Catabolic N2-acetylornithine 5-aminotransferase of Klebsiella aerogenes: control of synthesis by induction, catabolite repression, and activation by glutamine synthetase

Abstract

Klebsiella aerogenes formed two N2-acetylornithine 5-aminotransferases (ACOAT) which were separable by diethylaminoethyl-cellulose chromatography. One ACOAT was repressed when the cells grew on arginine-containing medium, indicating its function in arginine biosynthesis. The second ACOAT was induced when arginine or ornithine was present in the medium as the sole source of carbon or nitrogen, suggesting its function in the catabolism of these compounds. The induced enzyme was purified almost to homogeneity. Its molecular weight is 59,000; it is a pyridoxal 5-phosphate-dependent enzyme and exhibits activity with N2-acetylornithine (Km = 1.1 mM) as well as with ornithine (Km = 5.4 mM).
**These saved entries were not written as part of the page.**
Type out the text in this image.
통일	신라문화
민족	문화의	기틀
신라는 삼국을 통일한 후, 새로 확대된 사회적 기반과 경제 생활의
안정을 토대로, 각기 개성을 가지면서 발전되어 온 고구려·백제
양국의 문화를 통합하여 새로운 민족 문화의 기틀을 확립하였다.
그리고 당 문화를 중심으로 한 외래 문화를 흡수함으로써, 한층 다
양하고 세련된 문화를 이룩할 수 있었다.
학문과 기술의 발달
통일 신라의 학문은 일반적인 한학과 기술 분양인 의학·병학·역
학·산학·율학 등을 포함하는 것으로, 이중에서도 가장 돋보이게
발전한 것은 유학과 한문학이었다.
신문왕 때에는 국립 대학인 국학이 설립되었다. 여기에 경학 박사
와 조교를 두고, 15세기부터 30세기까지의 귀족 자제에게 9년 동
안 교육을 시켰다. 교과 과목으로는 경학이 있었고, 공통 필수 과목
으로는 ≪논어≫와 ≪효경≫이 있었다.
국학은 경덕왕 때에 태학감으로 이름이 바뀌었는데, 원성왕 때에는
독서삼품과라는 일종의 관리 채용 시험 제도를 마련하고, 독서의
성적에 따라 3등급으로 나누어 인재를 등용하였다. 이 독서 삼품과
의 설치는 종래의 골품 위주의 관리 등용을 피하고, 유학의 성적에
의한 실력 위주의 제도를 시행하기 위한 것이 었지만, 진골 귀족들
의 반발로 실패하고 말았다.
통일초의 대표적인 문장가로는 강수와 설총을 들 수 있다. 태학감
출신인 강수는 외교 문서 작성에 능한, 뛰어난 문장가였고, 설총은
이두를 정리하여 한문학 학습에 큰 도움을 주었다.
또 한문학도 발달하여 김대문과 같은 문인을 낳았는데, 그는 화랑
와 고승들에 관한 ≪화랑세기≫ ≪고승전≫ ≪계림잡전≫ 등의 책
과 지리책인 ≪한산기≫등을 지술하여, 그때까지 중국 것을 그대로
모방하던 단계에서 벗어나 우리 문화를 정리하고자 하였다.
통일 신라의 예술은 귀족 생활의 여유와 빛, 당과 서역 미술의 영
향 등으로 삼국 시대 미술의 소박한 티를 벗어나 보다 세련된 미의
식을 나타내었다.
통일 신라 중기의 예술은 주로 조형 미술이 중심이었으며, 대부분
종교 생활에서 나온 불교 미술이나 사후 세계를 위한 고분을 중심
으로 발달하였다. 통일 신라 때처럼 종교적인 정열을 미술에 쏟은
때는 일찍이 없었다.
ACOAT did not catalyze the transamination of putrescine or 4-aminobutyrate. The best amino acceptor was 2-ketoglutarate (Km = 0.7 mM). ACOAT formation was subject to catabolite repression exerted by glucose when ammonia was present in excess. When the cells were deprived of nitrogen, ACOAT escaped from catabolite repression. This activation was mediated by glutamine synthetase as shown by the fact that mutants affected in the regulation or synthesis of glutamine synthetase were also affected in the control of ACOAT formation.